Wer war Friedrich Steub? Ein fragender Blick antwortet mir, ein Kopfschütteln, ein Achselzucken.

Ich sprach von ihm mit einem berühmten Maler. »Ach ja … Steub, der Schriftsteller … ›Herbsttage in Tirol …‹«

»Nein, der feinste Zeichner der ›Fliegenden Blätter‹.«

Der Berühmte lächelte. Er war doch mit vielen befreundet gewesen, die das Münchner Witzblatt zu seinen Besten zählt, mit Busch, Oberländer und andern.

Aber Steub?

Ich erinnerte ihn an die prachtvoll gezeichneten Raufereien, an die Bauern, Jäger, Holzknechte, Flößer, an die Ritter und vor allem an die wundervollen arabischen Typen.

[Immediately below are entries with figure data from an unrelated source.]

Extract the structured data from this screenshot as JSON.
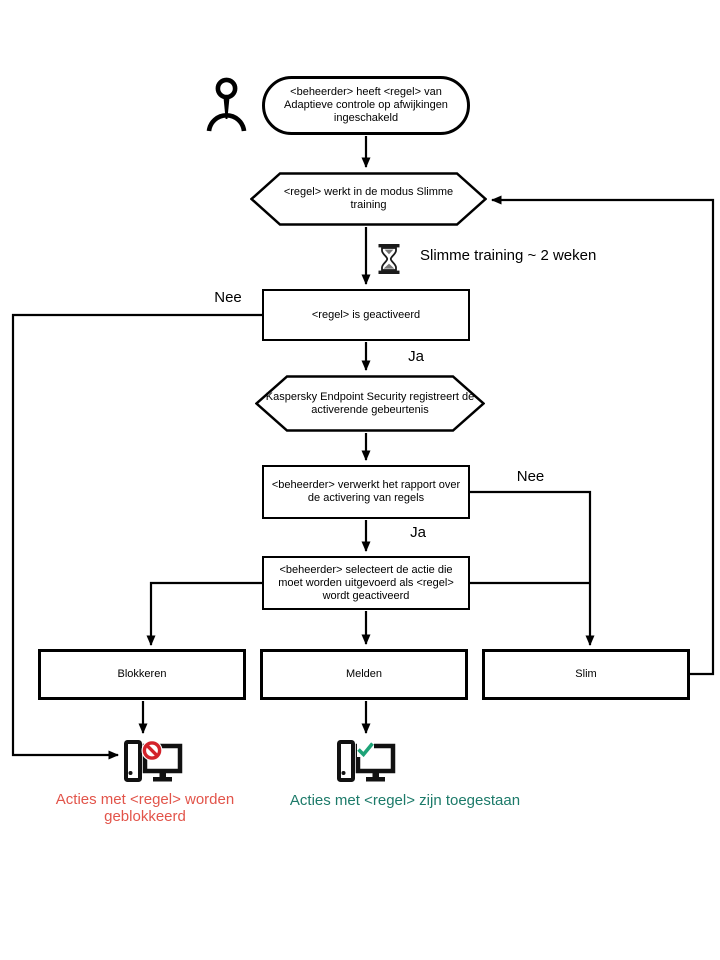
{
  "flowchart": {
    "nodes": {
      "start": {
        "text": "<beheerder> heeft <regel> van Adaptieve controle op afwijkingen ingeschakeld"
      },
      "training_mode": {
        "text": "<regel> werkt in de modus Slimme training"
      },
      "rule_triggered": {
        "text": "<regel> is geactiveerd"
      },
      "event_registered": {
        "text": "Kaspersky Endpoint Security registreert de activerende gebeurtenis"
      },
      "report_review": {
        "text": "<beheerder> verwerkt het rapport over de activering van regels"
      },
      "action_select": {
        "text": "<beheerder> selecteert de actie die moet worden uitgevoerd als <regel> wordt geactiveerd"
      },
      "action_block": {
        "label": "Blokkeren"
      },
      "action_notify": {
        "label": "Melden"
      },
      "action_smart": {
        "label": "Slim"
      }
    },
    "branch_labels": {
      "triggered_no": "Nee",
      "triggered_yes": "Ja",
      "report_no": "Nee",
      "report_yes": "Ja"
    },
    "annotations": {
      "training_duration": "Slimme training ~ 2 weken"
    },
    "outcomes": {
      "blocked": {
        "text": "Acties met <regel> worden geblokkeerd",
        "color": "#e2544a"
      },
      "allowed": {
        "text": "Acties met <regel> zijn toegestaan",
        "color": "#1c7a69"
      }
    },
    "icons": {
      "person": "person-icon",
      "hourglass": "hourglass-icon",
      "computer_blocked": "computer-blocked-icon",
      "computer_allowed": "computer-allowed-icon"
    },
    "colors": {
      "line": "#000000",
      "node_fill": "#ffffff",
      "prohibit_red": "#d3232b",
      "check_green": "#1da377"
    }
  }
}
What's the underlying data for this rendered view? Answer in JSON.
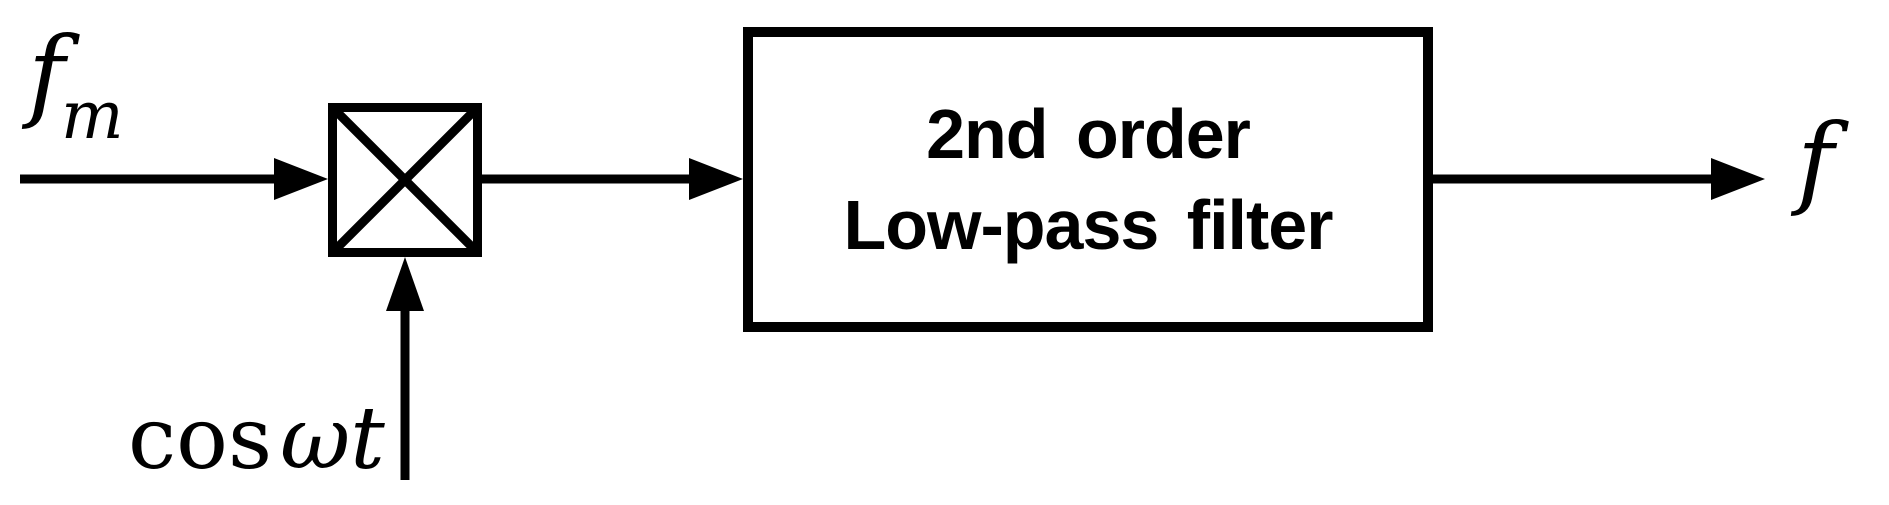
{
  "diagram": {
    "colors": {
      "stroke": "#000000",
      "background": "#ffffff"
    },
    "labels": {
      "input": {
        "base": "f",
        "subscript": "m"
      },
      "carrier": {
        "function": "cos",
        "argument": "ωt"
      },
      "output": {
        "base": "f"
      }
    },
    "blocks": {
      "mixer": {
        "symbol": "multiplier-x-icon"
      },
      "filter": {
        "line1": "2nd order",
        "line2": "Low-pass filter"
      }
    }
  }
}
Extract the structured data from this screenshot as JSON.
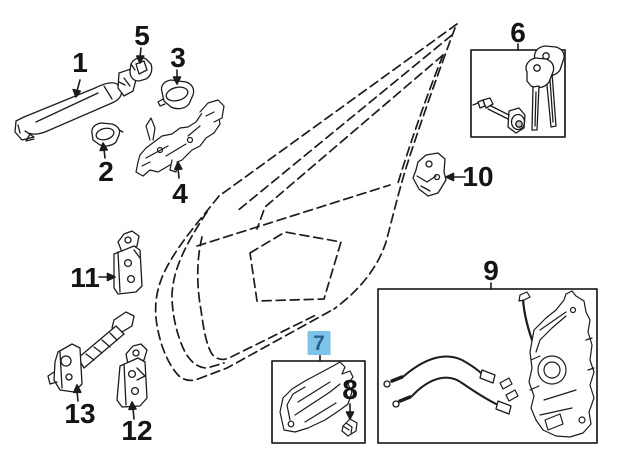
{
  "diagram": {
    "description_visible_text_only": true,
    "callouts": {
      "c1": {
        "text": "1"
      },
      "c2": {
        "text": "2"
      },
      "c3": {
        "text": "3"
      },
      "c4": {
        "text": "4"
      },
      "c5": {
        "text": "5"
      },
      "c6": {
        "text": "6"
      },
      "c7": {
        "text": "7"
      },
      "c8": {
        "text": "8"
      },
      "c9": {
        "text": "9"
      },
      "c10": {
        "text": "10"
      },
      "c11": {
        "text": "11"
      },
      "c12": {
        "text": "12"
      },
      "c13": {
        "text": "13"
      }
    },
    "highlighted_callout": "7",
    "colors": {
      "line": "#1c1c1c",
      "background": "#ffffff",
      "highlight_bg": "#7ec3e8",
      "highlight_text": "#27618f"
    }
  }
}
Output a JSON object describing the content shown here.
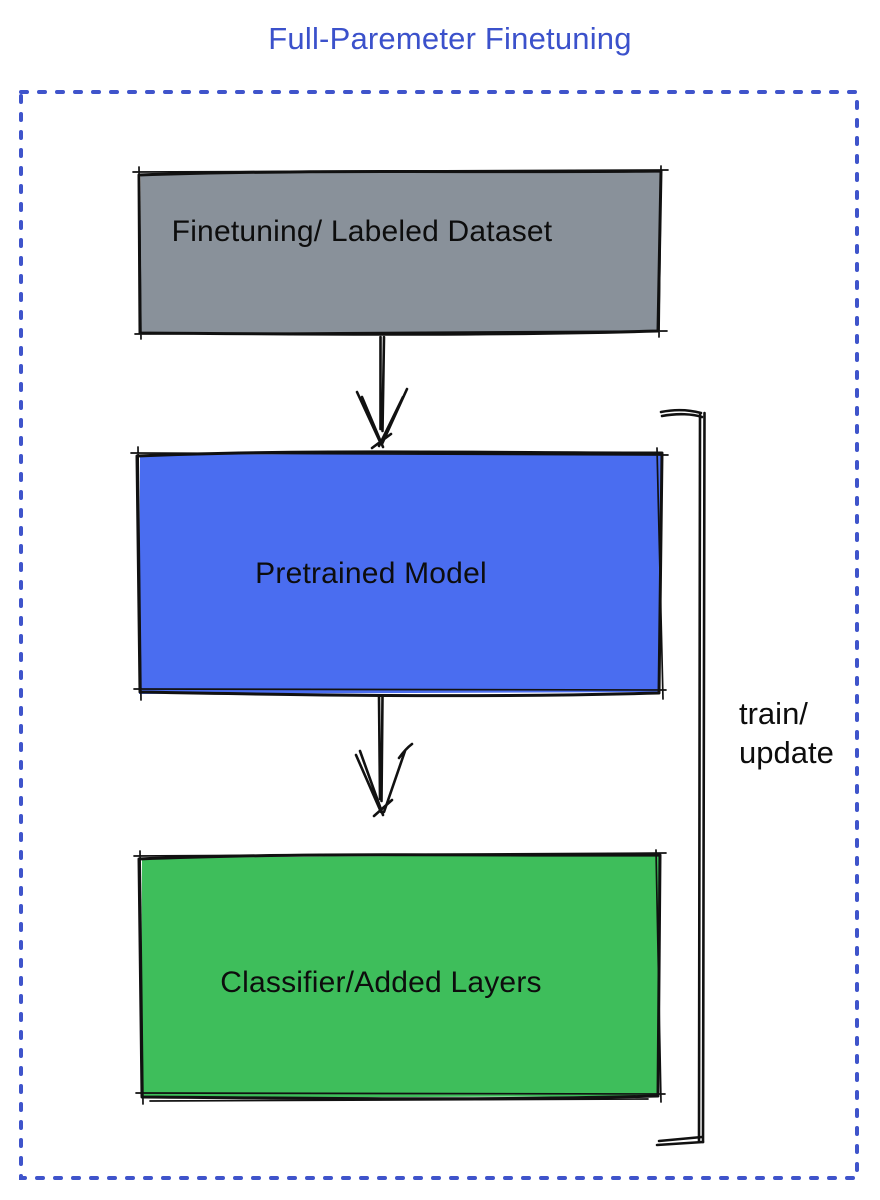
{
  "title": "Full-Paremeter Finetuning",
  "diagram": {
    "nodes": [
      {
        "id": "finetuning-dataset",
        "label": "Finetuning/ Labeled Dataset"
      },
      {
        "id": "pretrained-model",
        "label": "Pretrained Model"
      },
      {
        "id": "classifier-added-layers",
        "label": "Classifier/Added Layers"
      }
    ],
    "arrows": [
      {
        "from": "finetuning-dataset",
        "to": "pretrained-model"
      },
      {
        "from": "pretrained-model",
        "to": "classifier-added-layers"
      }
    ],
    "bracket_label": "train/\nupdate"
  },
  "colors": {
    "title_text": "#3B51CB",
    "frame_blue": "#3F54CB",
    "dataset_fill": "#89919A",
    "pretrained_fill": "#4A6DF0",
    "classifier_fill": "#3EBE5B",
    "ink": "#111111"
  }
}
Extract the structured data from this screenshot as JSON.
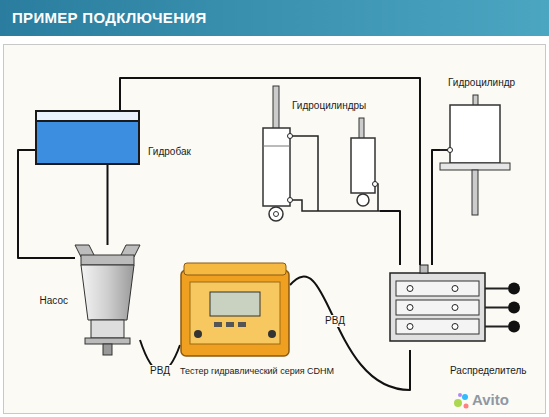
{
  "diagram": {
    "title": "ПРИМЕР ПОДКЛЮЧЕНИЯ",
    "nodes": [
      {
        "text": [
          "Гидробак"
        ]
      },
      {
        "text": [
          "Гидроцилиндры"
        ]
      },
      {
        "text": [
          "Гидроцилиндр"
        ]
      },
      {
        "text": [
          "Насос"
        ]
      },
      {
        "text": [
          "Тестер гидравлический серия CDHM"
        ]
      },
      {
        "text": [
          "Распределитель"
        ]
      }
    ],
    "edges": [
      {
        "from": 0,
        "to": 3,
        "arrow": "none"
      },
      {
        "from": 0,
        "to": 3,
        "arrow": "none"
      },
      {
        "from": 3,
        "to": 4,
        "label": "РВД",
        "arrow": "none"
      },
      {
        "from": 4,
        "to": 5,
        "label": "РВД",
        "arrow": "none"
      },
      {
        "from": 5,
        "to": 0,
        "arrow": "none"
      },
      {
        "from": 5,
        "to": 1,
        "arrow": "none"
      },
      {
        "from": 5,
        "to": 2,
        "arrow": "none"
      }
    ],
    "labels": [
      "Avito"
    ]
  }
}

Bei denen kam ihm eine Erinnerung.

»Ach ja, natürlich! Die waren allerdings fein, aber ich habe den Namen nie gelesen.«

Das war es.

Steub, der seine besten Sachen auf Holzstöcke gezeichnet hatte, war so bescheiden gewesen, selten seinen Namen beizufügen, und in unserer Zeit, wo man sich daran gewöhnt hat, sich nur das zu merken, was einem immer wieder fettgedruckt und laut hinausgeschrien ins Gedächtnis eingeprägt wird, übersah man den Mann, der nur seine Werke für sich sprechen lassen wollte.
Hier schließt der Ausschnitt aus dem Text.